A majority of the US Senate backed legislation on Wednesday to repeal two decades-old authorizations for past wars in Iraq, as Congress pushes to reassert its role over deciding whether to send troops into combat.
The Senate voted 66-30 in favor of legislation to repeal the 1991 and 2002 Authorizations for the Use of Military Force, or AUMFs, well above the 51-vote majority needed to pass the measure that would formally end the Gulf and Iraq wars.
To become law, the repeal of the two Authorizations for the Use of Military Force, or AUMFs, must still pass the Republican-led House of Representatives, where its prospects are less certain.

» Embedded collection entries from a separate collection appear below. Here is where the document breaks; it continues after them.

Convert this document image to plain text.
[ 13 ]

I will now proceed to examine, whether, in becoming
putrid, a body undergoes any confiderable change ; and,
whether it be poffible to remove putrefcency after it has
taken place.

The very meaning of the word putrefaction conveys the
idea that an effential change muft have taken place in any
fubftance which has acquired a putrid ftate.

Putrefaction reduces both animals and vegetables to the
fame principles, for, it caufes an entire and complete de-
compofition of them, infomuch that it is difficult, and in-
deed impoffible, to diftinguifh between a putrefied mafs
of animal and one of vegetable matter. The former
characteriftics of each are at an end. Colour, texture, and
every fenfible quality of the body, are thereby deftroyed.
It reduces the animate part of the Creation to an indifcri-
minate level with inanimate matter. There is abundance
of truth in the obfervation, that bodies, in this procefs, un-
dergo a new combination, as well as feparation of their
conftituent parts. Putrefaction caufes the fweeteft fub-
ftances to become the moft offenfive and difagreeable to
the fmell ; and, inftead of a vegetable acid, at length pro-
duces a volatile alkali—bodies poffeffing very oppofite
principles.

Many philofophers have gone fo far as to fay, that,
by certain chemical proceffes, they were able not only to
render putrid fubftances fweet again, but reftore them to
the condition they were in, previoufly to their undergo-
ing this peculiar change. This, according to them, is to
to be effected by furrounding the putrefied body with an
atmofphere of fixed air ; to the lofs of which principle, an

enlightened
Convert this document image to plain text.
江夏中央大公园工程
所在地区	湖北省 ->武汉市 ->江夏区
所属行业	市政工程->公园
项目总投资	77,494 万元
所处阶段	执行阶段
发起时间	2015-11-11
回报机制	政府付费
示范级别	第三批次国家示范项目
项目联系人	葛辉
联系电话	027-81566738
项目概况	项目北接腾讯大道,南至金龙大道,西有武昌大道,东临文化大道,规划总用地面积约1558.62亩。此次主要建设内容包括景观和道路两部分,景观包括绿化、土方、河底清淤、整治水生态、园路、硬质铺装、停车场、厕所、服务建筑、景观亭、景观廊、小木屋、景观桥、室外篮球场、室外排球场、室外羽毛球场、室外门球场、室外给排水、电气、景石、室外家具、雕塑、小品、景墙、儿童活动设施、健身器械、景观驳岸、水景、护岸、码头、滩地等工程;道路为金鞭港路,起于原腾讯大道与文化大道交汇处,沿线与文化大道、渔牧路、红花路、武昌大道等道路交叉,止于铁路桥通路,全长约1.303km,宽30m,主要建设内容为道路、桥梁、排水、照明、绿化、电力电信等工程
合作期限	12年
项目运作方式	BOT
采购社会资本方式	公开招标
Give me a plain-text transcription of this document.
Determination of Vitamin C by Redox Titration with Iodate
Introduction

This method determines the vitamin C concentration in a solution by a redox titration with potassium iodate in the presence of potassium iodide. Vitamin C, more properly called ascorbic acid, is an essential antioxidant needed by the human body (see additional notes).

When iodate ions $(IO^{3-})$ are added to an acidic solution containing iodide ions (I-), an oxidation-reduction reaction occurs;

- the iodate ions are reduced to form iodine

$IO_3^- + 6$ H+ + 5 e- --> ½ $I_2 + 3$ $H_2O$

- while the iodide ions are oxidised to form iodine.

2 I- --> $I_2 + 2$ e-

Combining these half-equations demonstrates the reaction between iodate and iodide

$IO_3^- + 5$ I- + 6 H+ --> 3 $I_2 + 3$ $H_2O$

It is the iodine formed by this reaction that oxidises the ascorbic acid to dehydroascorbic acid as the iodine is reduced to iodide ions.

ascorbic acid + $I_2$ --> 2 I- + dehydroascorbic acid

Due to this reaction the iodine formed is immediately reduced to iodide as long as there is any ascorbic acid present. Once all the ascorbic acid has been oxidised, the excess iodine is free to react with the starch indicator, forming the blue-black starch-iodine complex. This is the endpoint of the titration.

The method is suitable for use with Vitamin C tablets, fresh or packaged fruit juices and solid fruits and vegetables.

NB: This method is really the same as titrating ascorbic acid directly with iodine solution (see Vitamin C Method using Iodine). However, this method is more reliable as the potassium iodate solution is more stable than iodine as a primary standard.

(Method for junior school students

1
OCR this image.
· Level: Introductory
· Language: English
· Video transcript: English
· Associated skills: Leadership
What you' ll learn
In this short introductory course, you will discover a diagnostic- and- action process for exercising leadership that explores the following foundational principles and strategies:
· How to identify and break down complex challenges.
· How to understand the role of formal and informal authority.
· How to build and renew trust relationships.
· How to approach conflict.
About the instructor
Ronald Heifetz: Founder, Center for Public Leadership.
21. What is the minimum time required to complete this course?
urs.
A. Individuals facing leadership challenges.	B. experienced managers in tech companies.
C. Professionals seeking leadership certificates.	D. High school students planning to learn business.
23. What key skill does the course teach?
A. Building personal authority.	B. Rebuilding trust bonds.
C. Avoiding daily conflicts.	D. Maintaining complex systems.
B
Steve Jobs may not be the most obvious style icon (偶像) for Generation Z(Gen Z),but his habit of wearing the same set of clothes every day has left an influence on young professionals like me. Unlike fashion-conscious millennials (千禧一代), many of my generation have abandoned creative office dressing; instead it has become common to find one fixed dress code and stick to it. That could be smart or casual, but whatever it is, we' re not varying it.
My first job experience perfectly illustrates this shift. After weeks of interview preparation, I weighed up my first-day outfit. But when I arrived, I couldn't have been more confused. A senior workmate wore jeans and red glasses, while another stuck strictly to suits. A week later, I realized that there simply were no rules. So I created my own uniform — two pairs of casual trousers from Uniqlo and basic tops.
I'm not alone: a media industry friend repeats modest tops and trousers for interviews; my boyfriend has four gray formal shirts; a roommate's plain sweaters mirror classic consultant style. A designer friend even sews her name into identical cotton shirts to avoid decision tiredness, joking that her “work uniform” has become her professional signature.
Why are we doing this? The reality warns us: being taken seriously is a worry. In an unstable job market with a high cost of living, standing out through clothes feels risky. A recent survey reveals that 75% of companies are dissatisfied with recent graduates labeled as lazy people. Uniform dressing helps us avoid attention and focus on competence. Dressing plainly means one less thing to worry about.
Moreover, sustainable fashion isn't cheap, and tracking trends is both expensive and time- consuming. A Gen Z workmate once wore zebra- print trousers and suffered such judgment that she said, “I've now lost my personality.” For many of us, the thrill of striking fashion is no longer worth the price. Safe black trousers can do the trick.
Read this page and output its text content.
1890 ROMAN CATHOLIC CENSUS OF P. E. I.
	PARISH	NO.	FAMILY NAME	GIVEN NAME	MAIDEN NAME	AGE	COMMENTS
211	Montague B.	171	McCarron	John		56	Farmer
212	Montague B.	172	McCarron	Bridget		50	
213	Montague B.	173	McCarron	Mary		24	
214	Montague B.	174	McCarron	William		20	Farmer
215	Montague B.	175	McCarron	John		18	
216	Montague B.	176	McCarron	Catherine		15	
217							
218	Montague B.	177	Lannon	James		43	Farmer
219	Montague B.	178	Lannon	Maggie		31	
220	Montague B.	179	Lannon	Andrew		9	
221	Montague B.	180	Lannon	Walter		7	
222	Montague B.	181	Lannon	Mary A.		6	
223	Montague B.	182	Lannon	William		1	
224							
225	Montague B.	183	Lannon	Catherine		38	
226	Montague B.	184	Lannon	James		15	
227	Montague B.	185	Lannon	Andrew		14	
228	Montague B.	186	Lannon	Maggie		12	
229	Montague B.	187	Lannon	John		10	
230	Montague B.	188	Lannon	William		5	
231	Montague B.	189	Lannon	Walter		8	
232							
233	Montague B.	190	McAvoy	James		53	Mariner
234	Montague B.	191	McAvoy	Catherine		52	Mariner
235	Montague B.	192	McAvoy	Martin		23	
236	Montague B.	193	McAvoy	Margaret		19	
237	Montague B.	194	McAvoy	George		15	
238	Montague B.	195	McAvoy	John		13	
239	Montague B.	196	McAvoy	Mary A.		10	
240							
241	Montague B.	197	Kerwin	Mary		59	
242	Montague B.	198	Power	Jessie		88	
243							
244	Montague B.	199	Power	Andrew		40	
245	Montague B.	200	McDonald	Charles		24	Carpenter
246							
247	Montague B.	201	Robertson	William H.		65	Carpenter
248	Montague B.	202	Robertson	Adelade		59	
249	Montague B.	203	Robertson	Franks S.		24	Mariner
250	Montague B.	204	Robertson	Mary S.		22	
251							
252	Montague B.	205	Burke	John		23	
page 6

All of the votes against repeal in the Senate were from Republicans and the party's leader in the chamber Mitch McConnell issued a statement opposing it.
Biden will sign the bill
Biden has said he will sign the legislation, if it reaches his desk.
Twenty years after the March 2003 US invasion, the vote was a historic step away from a war that claimed the lives of hundreds of thousands of Iraqis and thousands of Americans, complicated policy in the Middle East and bitterly divided US politics.
It was also lawmakers' latest effort to reclaim Congress' authority over whether troops should be sent into combat, which backers of the repeal said had been improperly ceded to the White House as the Senate and House of Representatives passed and then failed to repeal open-ended war authorizations.